Chants of ‘Death to Arabs’ echo as Israelis gather in Jerusalem

Under tight security, a significant number of Israeli nationalists made their way through the Muslim section of Jerusalem’s Old City, as tens of thousands participated in an annual event that drew criticism from Palestinians.

This parade, held on Jerusalem Day to commemorate Israel’s seizure of the city in the 1967 Middle East conflict, has evolved into a display of strength by Jewish nationalists, while Palestinians perceive it as a deliberate provocation aimed at eroding their connection to the city.

Despite concerns that the event could trigger further violence, particularly after recent cross-border exchanges with Palestinian militants in Gaza, the march concluded without significant security disruptions.

Throughout the afternoon, boisterous groups of Jewish youths engaged in dancing and chanting, leading to tense encounters where inflammatory slogans, including “Death to Arabs, “Mohammed is Dead” and “May Your Village Burn” were shouted.

Several journalists covering the event were also subjected to attacks by participants.

Prime Minister Benjamin Netanyahu affirmed his decision to proceed with the march despite security apprehensions, as it culminated in a large assembly before the Western Wall.

“Jerusalem will stay united forever,” he said.

While Israeli police had previously stated their zero-tolerance policy towards violence and incitement, they primarily focused on maintaining a separation between the opposing sides and took minimal action to address the chants.

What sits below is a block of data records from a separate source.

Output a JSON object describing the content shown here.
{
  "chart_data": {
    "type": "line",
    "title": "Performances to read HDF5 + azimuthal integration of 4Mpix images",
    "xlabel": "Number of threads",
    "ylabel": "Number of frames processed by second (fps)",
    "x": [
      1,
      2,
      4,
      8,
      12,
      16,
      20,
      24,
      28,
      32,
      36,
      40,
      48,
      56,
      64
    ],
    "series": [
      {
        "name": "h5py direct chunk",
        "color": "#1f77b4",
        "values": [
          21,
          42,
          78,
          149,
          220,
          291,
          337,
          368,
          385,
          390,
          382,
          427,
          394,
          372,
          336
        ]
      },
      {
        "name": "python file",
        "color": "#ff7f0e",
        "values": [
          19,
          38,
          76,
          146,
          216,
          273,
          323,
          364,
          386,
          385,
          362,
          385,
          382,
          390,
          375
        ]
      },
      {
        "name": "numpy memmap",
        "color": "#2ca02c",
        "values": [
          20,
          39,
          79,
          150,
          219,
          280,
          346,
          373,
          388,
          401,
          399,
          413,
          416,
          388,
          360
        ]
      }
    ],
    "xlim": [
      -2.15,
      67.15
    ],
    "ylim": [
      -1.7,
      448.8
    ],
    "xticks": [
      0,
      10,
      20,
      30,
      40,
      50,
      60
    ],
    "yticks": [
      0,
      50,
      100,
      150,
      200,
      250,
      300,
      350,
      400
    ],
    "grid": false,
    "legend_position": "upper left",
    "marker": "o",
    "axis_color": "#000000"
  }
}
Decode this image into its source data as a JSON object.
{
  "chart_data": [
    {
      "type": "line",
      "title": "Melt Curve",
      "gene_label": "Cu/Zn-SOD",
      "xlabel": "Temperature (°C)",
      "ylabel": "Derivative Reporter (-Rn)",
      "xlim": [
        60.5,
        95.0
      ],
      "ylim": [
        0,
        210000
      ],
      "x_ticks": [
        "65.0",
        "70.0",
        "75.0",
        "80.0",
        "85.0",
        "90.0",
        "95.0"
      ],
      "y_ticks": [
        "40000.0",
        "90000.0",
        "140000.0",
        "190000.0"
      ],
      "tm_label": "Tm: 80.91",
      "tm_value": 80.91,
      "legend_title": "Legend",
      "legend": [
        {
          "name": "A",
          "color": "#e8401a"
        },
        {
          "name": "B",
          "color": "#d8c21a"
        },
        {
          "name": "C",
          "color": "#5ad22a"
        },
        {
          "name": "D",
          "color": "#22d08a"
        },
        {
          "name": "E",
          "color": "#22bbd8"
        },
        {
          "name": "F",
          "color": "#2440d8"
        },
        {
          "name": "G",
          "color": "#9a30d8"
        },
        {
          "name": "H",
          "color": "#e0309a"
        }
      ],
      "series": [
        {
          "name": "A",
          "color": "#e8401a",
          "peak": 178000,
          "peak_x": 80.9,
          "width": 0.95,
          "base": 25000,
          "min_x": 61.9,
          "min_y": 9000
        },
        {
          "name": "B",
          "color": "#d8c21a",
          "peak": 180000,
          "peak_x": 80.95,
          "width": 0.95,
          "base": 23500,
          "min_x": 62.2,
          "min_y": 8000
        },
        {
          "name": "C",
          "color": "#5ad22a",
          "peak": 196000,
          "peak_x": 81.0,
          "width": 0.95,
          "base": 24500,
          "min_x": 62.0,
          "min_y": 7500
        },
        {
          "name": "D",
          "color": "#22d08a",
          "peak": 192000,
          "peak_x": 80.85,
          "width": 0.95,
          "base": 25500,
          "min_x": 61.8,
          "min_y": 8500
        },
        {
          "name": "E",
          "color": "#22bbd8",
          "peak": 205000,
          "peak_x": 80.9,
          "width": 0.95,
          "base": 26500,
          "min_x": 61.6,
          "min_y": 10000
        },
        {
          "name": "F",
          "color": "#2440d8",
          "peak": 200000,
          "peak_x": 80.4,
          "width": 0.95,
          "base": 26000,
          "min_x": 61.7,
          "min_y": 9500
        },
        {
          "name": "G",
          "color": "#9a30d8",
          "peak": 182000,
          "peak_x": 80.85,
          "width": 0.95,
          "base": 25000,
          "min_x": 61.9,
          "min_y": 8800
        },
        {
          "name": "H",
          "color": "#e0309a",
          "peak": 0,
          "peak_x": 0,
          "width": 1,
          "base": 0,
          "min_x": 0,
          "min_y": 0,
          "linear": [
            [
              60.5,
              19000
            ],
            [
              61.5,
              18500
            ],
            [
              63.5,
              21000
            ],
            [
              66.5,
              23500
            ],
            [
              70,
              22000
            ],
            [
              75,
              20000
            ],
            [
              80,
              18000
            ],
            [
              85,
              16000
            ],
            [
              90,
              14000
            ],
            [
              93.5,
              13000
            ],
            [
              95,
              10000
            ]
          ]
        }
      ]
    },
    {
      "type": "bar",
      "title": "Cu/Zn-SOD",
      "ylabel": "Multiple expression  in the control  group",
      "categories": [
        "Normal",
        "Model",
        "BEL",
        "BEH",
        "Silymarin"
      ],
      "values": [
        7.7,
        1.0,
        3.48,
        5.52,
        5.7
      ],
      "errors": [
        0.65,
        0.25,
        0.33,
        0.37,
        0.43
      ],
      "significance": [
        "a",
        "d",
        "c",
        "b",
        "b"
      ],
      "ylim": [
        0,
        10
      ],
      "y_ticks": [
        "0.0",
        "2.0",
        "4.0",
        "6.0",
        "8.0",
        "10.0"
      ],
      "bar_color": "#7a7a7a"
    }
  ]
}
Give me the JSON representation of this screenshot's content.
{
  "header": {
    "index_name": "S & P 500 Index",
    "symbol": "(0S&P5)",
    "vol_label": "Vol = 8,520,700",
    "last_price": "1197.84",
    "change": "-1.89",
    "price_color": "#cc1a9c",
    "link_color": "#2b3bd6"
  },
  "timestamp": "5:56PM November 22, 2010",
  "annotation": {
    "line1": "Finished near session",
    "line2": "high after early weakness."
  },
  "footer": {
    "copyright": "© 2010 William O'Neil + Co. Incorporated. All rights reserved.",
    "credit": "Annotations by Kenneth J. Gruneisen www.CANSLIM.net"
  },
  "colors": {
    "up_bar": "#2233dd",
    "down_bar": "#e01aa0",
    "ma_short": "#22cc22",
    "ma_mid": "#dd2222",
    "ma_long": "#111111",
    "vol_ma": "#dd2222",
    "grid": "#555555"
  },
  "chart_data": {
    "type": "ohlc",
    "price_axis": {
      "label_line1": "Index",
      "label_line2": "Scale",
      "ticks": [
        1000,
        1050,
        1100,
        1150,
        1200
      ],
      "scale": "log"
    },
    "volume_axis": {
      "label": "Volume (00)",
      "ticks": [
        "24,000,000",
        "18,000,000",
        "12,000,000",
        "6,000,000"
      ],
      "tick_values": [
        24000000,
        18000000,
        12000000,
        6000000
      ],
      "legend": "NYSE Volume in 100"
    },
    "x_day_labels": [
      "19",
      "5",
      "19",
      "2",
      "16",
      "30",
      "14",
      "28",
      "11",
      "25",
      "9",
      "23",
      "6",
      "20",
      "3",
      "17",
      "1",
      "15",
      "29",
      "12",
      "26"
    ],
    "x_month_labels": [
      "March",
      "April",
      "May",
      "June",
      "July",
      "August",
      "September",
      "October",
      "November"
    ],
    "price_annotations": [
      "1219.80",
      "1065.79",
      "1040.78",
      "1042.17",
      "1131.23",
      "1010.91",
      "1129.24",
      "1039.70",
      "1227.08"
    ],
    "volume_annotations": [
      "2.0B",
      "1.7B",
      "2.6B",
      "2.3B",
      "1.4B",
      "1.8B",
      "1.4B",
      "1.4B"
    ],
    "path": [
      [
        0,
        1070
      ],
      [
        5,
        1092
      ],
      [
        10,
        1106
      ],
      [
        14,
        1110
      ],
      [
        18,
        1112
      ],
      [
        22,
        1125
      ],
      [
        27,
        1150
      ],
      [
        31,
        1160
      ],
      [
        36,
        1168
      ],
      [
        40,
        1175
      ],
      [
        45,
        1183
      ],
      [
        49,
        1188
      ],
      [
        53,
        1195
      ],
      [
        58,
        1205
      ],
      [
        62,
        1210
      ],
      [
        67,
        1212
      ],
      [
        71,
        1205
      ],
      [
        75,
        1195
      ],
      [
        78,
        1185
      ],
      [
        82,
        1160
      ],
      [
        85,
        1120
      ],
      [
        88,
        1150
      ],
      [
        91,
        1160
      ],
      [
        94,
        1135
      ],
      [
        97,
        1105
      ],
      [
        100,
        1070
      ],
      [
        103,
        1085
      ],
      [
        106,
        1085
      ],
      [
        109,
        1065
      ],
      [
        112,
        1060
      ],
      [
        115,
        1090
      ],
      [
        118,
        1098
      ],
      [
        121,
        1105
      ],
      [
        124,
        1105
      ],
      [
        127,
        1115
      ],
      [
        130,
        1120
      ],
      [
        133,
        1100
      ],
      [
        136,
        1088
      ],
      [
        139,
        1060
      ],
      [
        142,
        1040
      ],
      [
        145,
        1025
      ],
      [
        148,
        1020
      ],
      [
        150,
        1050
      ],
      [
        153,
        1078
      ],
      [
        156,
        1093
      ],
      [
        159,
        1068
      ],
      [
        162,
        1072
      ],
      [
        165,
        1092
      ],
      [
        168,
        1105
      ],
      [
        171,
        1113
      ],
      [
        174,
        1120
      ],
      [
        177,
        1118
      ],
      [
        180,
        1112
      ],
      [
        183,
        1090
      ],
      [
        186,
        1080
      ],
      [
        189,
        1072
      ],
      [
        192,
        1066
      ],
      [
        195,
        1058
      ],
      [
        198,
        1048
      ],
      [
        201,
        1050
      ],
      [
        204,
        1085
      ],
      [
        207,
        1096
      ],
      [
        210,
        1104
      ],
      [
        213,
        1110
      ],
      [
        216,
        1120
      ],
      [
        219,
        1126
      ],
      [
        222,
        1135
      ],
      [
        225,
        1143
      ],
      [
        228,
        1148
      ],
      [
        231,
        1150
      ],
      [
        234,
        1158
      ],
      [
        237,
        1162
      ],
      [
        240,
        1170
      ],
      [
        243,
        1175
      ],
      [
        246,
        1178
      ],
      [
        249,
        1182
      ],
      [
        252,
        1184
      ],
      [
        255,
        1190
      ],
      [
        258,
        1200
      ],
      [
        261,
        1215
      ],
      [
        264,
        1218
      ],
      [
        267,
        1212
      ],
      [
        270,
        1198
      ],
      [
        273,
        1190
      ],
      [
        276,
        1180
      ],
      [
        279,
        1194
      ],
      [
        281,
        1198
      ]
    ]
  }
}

Palestinian businesses remained closed or devoid of customers, and sporadic instances occurred where marchers threw water bottles at nearby journalists, receiving applause from the crowd. Police reported that two individuals were arrested for throwing objects.

Amid tight police protection, Itamar Ben-Gvir, the National Security Minister and a member of Israel’s new far-right governing coalition, participated in the march. Ben-Gvir, a former extremist activist and staunch West Bank settler, has a criminal record for charges related to incitement and backing a Jewish extremist organization. With enthusiastic gestures, he acknowledged the crowd as he entered Damascus Gate and exchanged high-fives with security forces present. Notably, Ben-Gvir is responsible for overseeing the country’s police force.

Earlier on Thursday, a large group of Jewish pilgrims, including lawmakers, visited the Al-Aqsa mosque compound in the Old City. The site holds significance for both Muslims, who refer to it as the Noble Sanctuary, and Jews, who consider it the Temple Mount, representing their ancient temples. Although the visits were peaceful, Palestinians are upset about the increasing number of Jewish visitors who disregard the prohibition on non-Muslim worship at the site.

Jordan, which has the responsibility of safeguarding the Muslim and Christian holy sites in Jerusalem, criticized the visits as provocative and potentially heightening tensions.

Palestinians perceive the heavily monitored Jerusalem Day march as a component of a larger effort to strengthen Jewish presence in the city, which they believe adversely affects them. Israel, despite lacking international recognition for its annexation of East Jerusalem many years ago, considers the entire city as its capital. Palestinians, on the other hand, aspire to establish their future state with East Jerusalem, the portion captured by Israel in 1967, as its capital, encompassing the West Bank and Gaza.

“Jerusalem, with its Islamic and Christian sanctities, is the eternal capital of the State of Palestine,” Nabil Abu Rudeineh, spokesman for Palestinian President Mahmoud Abbas, said in a statement.

On Thursday, Palestinians arranged their own flag marches in the Israeli-occupied West Bank and in Gaza, which is under the rule of Palestinian Islamists. Some of these processions took place very close to the separation fence between Israel and Gaza.

Bassem Naim, a senior Hamas official in Gaza, stated that the group had no intention of escalating the conflict with Israel.

The 2021 march saw Hamas, the governing Islamist group in the blockaded Gaza Strip, launching rockets into Israel, after Israel’s provocations. This incident led to an 11-day war resulting in the deaths of at least 250 Palestinians in Gaza and 13 individuals in Israel.

In recent times, there was a situation where Israeli police conducted a raid in the Al-Aqsa compound, which resulted in rocket fire from various groups in Gaza, Lebanon, and Syria.

In recent years, Hamas has positioned itself as a protector of Palestinians in Jerusalem and the Muslim holy sites. However, considering the recent cessation of hostilities between Israel and Gaza militants, which resulted in the loss of 34 Palestinian lives and one Israeli life, there seemed to be little inclination for further conflict.

Prior to the march, Egypt, the mediator of the Saturday’s ceasefire, engaged in discussions with Israeli and Palestinian factions in an attempt to alleviate tensions.